Bu Kanunun yürürlük tarihinden önce servet beyanlarına dayanılarak yapılmış bulunan tarhiyatlar terkin edilir. Bu konuda sürdürülen ihtilaflardan ve incelemelerden vazgeçilir. “

Böylece, mantar gibi büyüyen ama nereden geldiği, vergilendirilip vergilendirilmediği belli olmayan “servet”ler kanun yoluyla “nereden buldumsa buldum, kimi ilgilendirir ki?” gibi hukuki bir güvenceye kavuşturulmuştu.
Yani vergiden ürken “korsan sermaye”ye, kara paraya “korkma, sana bir şey yapamazlar” biz seni koruyoruz denmişti.
*
Bundan sonraki “nereden buldun”u sorma denemesi 1998 yılında Mesut Yılmaz’ın Başbakan, Zekeriya Temizel’in Maliye Bakanı olduğu 55. Koalisyon Hükümeti zamanında 4369 Sayılı Kanunla yapıldı. Kanunun bu hükmü 3 sene sonra, 2002 yılı sonunda yürürlüğe girecekti ama bir gün bile uygulanamadan AKP hükümeti tarafından, 4775 Sayılı kanunla yürürlükten kaldırıldı.

Kaldırma gerekçesi, sermayenin ürkütülmemesi, yurt dışına kaçmaması ve ülke ekonomisinin zarar görmemesi idi.

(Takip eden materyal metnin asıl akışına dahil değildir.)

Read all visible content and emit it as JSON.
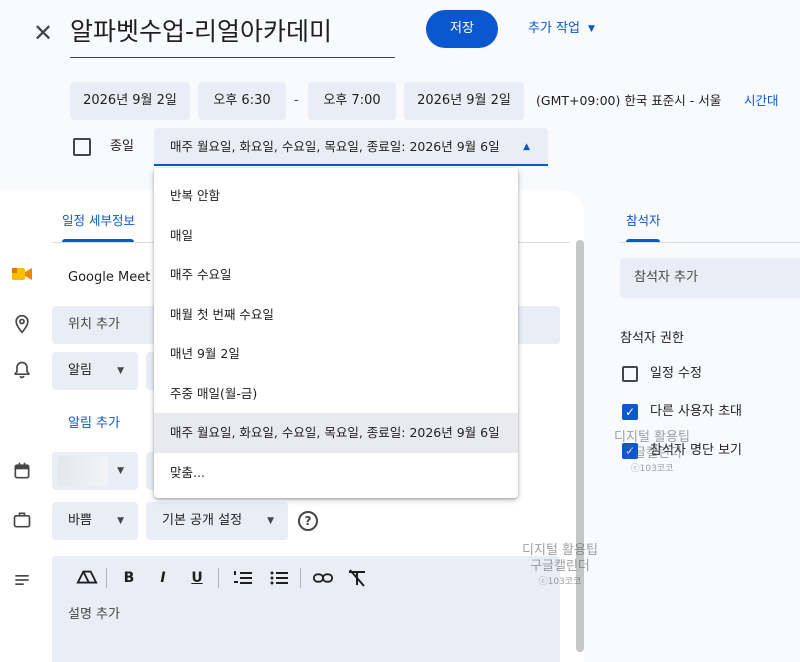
{
  "header": {
    "title": "알파벳수업-리얼아카데미",
    "save_label": "저장",
    "more_actions_label": "추가 작업"
  },
  "datetime": {
    "start_date": "2026년 9월 2일",
    "start_time": "오후 6:30",
    "separator": "-",
    "end_time": "오후 7:00",
    "end_date": "2026년 9월 2일",
    "timezone": "(GMT+09:00) 한국 표준시 - 서울",
    "timezone_link": "시간대"
  },
  "allday": {
    "label": "종일",
    "checked": false
  },
  "repeat": {
    "selected": "매주 월요일, 화요일, 수요일, 목요일, 종료일: 2026년 9월 6일",
    "options": [
      "반복 안함",
      "매일",
      "매주 수요일",
      "매월 첫 번째 수요일",
      "매년 9월 2일",
      "주중 매일(월-금)",
      "매주 월요일, 화요일, 수요일, 목요일, 종료일: 2026년 9월 6일",
      "맞춤..."
    ],
    "highlighted_index": 6
  },
  "details": {
    "tab_label": "일정 세부정보",
    "meet_label": "Google Meet …",
    "location_placeholder": "위치 추가",
    "notification_label": "알림",
    "add_notification": "알림 추가",
    "busy_label": "바쁨",
    "visibility_label": "기본 공개 설정",
    "description_placeholder": "설명 추가"
  },
  "toolbar": {
    "drive_icon": "drive-icon",
    "bold": "B",
    "italic": "I",
    "underline": "U",
    "numbered_list_icon": "numbered-list-icon",
    "bulleted_list_icon": "bulleted-list-icon",
    "link_icon": "link-icon",
    "clear_format_icon": "clear-format-icon"
  },
  "guests": {
    "tab_label": "참석자",
    "add_placeholder": "참석자 추가",
    "permissions_title": "참석자 권한",
    "permissions": [
      {
        "label": "일정 수정",
        "checked": false
      },
      {
        "label": "다른 사용자 초대",
        "checked": true
      },
      {
        "label": "참석자 명단 보기",
        "checked": true
      }
    ]
  },
  "watermarks": [
    {
      "line1": "디지털 활용팁",
      "line2": "구글캘린더",
      "line3": "ⓒ103코코"
    },
    {
      "line1": "디지털 활용팁",
      "line2": "구글캘린더",
      "line3": "ⓒ103코코"
    }
  ],
  "colors": {
    "accent": "#0b57d0",
    "field_bg": "#e9eef6",
    "page_bg": "#f8fafd",
    "meet_yellow": "#fbbc04"
  }
}
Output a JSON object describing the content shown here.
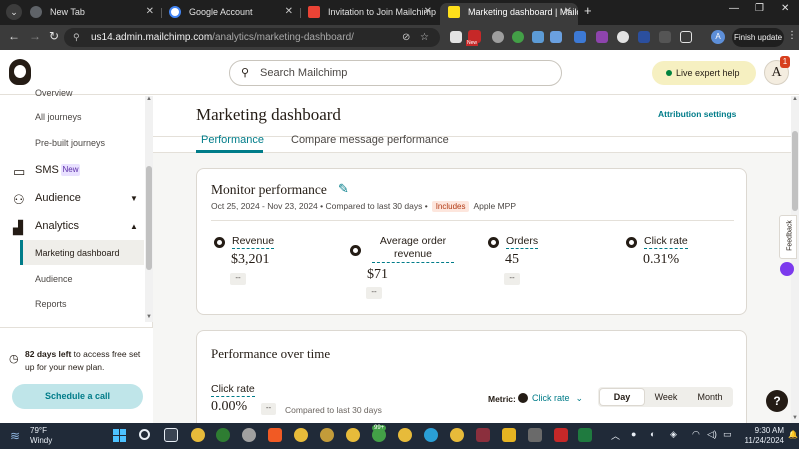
{
  "browser": {
    "tabs": [
      {
        "title": "New Tab",
        "active": false
      },
      {
        "title": "Google Account",
        "active": false
      },
      {
        "title": "Invitation to Join Mailchimp Ac",
        "active": false
      },
      {
        "title": "Marketing dashboard | Mailchim",
        "active": true
      }
    ],
    "url_host": "us14.admin.mailchimp.com",
    "url_path": "/analytics/marketing-dashboard/",
    "profile_initial": "A",
    "finish_update_label": "Finish update",
    "ext_badge": "New"
  },
  "header": {
    "search_placeholder": "Search Mailchimp",
    "live_help_label": "Live expert help",
    "avatar_initial": "A",
    "avatar_badge": "1"
  },
  "sidebar": {
    "items": [
      {
        "label": "Overview",
        "level": "sub"
      },
      {
        "label": "All journeys",
        "level": "sub"
      },
      {
        "label": "Pre-built journeys",
        "level": "sub"
      },
      {
        "label": "SMS",
        "level": "main",
        "badge": "New",
        "icon": "sms-icon"
      },
      {
        "label": "Audience",
        "level": "main",
        "icon": "audience-icon",
        "expanded": false
      },
      {
        "label": "Analytics",
        "level": "main",
        "icon": "analytics-icon",
        "expanded": true
      },
      {
        "label": "Marketing dashboard",
        "level": "sub",
        "active": true
      },
      {
        "label": "Audience",
        "level": "sub"
      },
      {
        "label": "Reports",
        "level": "sub"
      }
    ],
    "trial": {
      "days_bold": "82 days left",
      "text": " to access free set up for your new plan.",
      "button": "Schedule a call"
    }
  },
  "main": {
    "title": "Marketing dashboard",
    "attribution_link": "Attribution settings",
    "tabs": [
      {
        "label": "Performance",
        "active": true
      },
      {
        "label": "Compare message performance",
        "active": false
      }
    ],
    "monitor": {
      "title": "Monitor performance",
      "date_range": "Oct 25, 2024 - Nov 23, 2024 • Compared to last 30 days •",
      "includes_badge": "Includes",
      "includes_text": "Apple MPP",
      "metrics": [
        {
          "label": "Revenue",
          "value": "$3,201",
          "change": "--"
        },
        {
          "label": "Average order revenue",
          "value": "$71",
          "change": "--"
        },
        {
          "label": "Orders",
          "value": "45",
          "change": "--"
        },
        {
          "label": "Click rate",
          "value": "0.31%",
          "change": "--"
        }
      ]
    },
    "performance_over_time": {
      "title": "Performance over time",
      "metric_label": "Click rate",
      "metric_value": "0.00%",
      "change": "--",
      "compared_text": "Compared to last 30 days",
      "metric_select_label": "Metric:",
      "metric_select_value": "Click rate",
      "periods": [
        {
          "label": "Day",
          "active": true
        },
        {
          "label": "Week",
          "active": false
        },
        {
          "label": "Month",
          "active": false
        }
      ]
    },
    "feedback_label": "Feedback",
    "help_label": "?"
  },
  "taskbar": {
    "weather_temp": "79°F",
    "weather_desc": "Windy",
    "time": "9:30 AM",
    "date": "11/24/2024",
    "badge_count": "99+"
  },
  "colors": {
    "accent": "#007c89",
    "brand_dark": "#241c15",
    "includes_badge_bg": "#fde6dd",
    "new_badge_bg": "#e9e1ff",
    "live_help_bg": "#f6f0c1"
  }
}
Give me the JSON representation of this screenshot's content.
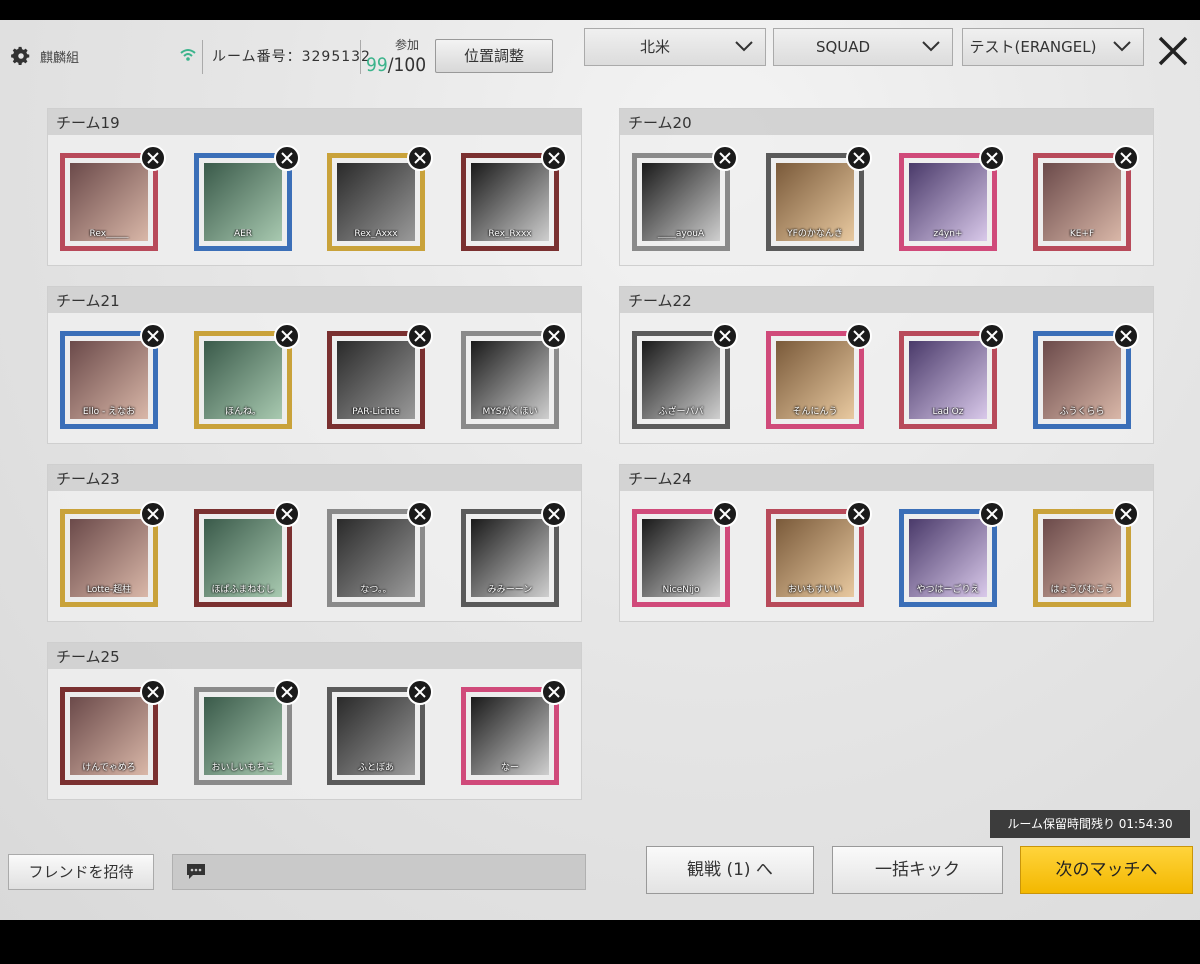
{
  "header": {
    "team_name": "麒麟組",
    "room_label": "ルーム番号：",
    "room_number": "3295132",
    "join_label": "参加",
    "count_current": "99",
    "count_max": "/100",
    "position_button": "位置調整",
    "region": "北米",
    "mode": "SQUAD",
    "map": "テスト(ERANGEL)"
  },
  "teams": [
    {
      "title": "チーム19",
      "players": [
        "Rex_____",
        "AER",
        "Rex_Axxx",
        "Rex_Rxxx"
      ]
    },
    {
      "title": "チーム20",
      "players": [
        "____ayouA",
        "YFのかなんき",
        "z4yn+",
        "KE+F"
      ]
    },
    {
      "title": "チーム21",
      "players": [
        "Ello - えなお",
        "ほんね。",
        "PAR-Lichte",
        "MYSがくほい"
      ]
    },
    {
      "title": "チーム22",
      "players": [
        "ふざーパパ",
        "そんにんう",
        "Lad Oz",
        "ふうくらら"
      ]
    },
    {
      "title": "チーム23",
      "players": [
        "Lotte-超柱",
        "ほぱふまねむし",
        "なつ。。",
        "みみーーン"
      ]
    },
    {
      "title": "チーム24",
      "players": [
        "NiceNijo",
        "おいもすいい",
        "やつはーごりえ",
        "はょうびむこう"
      ]
    },
    {
      "title": "チーム25",
      "players": [
        "けんでゃめろ",
        "おいしいもちこ",
        "ふとぼあ",
        "なー"
      ]
    }
  ],
  "footer": {
    "invite_button": "フレンドを招待",
    "spectate_button": "観戦 (1) へ",
    "kick_all_button": "一括キック",
    "next_match_button": "次のマッチへ",
    "room_timer": "ルーム保留時間残り 01:54:30"
  },
  "colors": {
    "accent_yellow": "#f3b800",
    "player_count_green": "#3cb48c"
  }
}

O tarihte partisinin genel başkanı olan Erdoğan, grup toplantısında bu değişikliği şu sözlerle savunuyordu:

"Ekonomik barışın sağlanabilmesi, mükellefin az çok vergi verebilmesi ve sistem dışına çıkan kaynakların sisteme yeniden dahil olması için 2003'te devreye girecek olan Nereden Buldun Yasası'nın iptal edilmesi gerekmektedir. Bu yasanın bedelini bu ülke daha önce çok ağır ödedi. Bundan ders alınmadı mı?" ((27.3.2002-Gazeteler).

Açıkça belliydi ki, bu ülkenin düzeninde “nereden buldun” sorusunun sorulacak olması, ülkenin siyasetine söz geçirebilecek güçteki kimi iş ve sermaye sahiplerine, türedi zenginlerine de; onların sıkıntısına kulak vermek durumunda olan siyasi iktidara da “ağır” gelmişti ve hükümetin daha önce ödenmiş bu “ağır bedel”den ders çıkarması gerekiyordu..
*
Ne dersiniz?
Türkiye’de halen ekonominin yarısı kayıt dışıysa; her gün yoksul sayısı artar, türedi zenginler fışkırır ve dolar milyarderleri sayısı –bırakın bizi- gelişmiş ülkeleri bile şaşırtırken şimdi bir kısım siyasetçinin “nereden buldun” sorusu üzerine “inşallah”ları size inandırıcı geliyor mu?

Siyaset bu anlayışın ürünü olmaya devam ederken herkesin kazancı ölçüsünde, adaletle vergilendirilmesi yani devletin yükünün herkese “taşıyabileceği oranda” paylaştırılması mümkün mü?

Bakkal manav gibi bu düzenin mağdurları değil ama kimi ciddi servet sahiplerinin bu kayıt dışı varlıklarının masum sayılıp “aman kaçmasın”, “üzülmesin” diye üzerine titrendiği bir ekonomide ve “Nereden buldumsa buldum” diyebilmenin Türkiye Büyük Millet Meclisi tarafından kanunla güvence altına alındığı bir ortamda, siyasetin ve özellikle iktidarların bu anlayışın dışında kalması, gölgelenmemesi mümkün mü?

Ama gelin biz yine de "inşallah" diyelim...
Ne de olsa işimiz biraz Allah'a kalmış.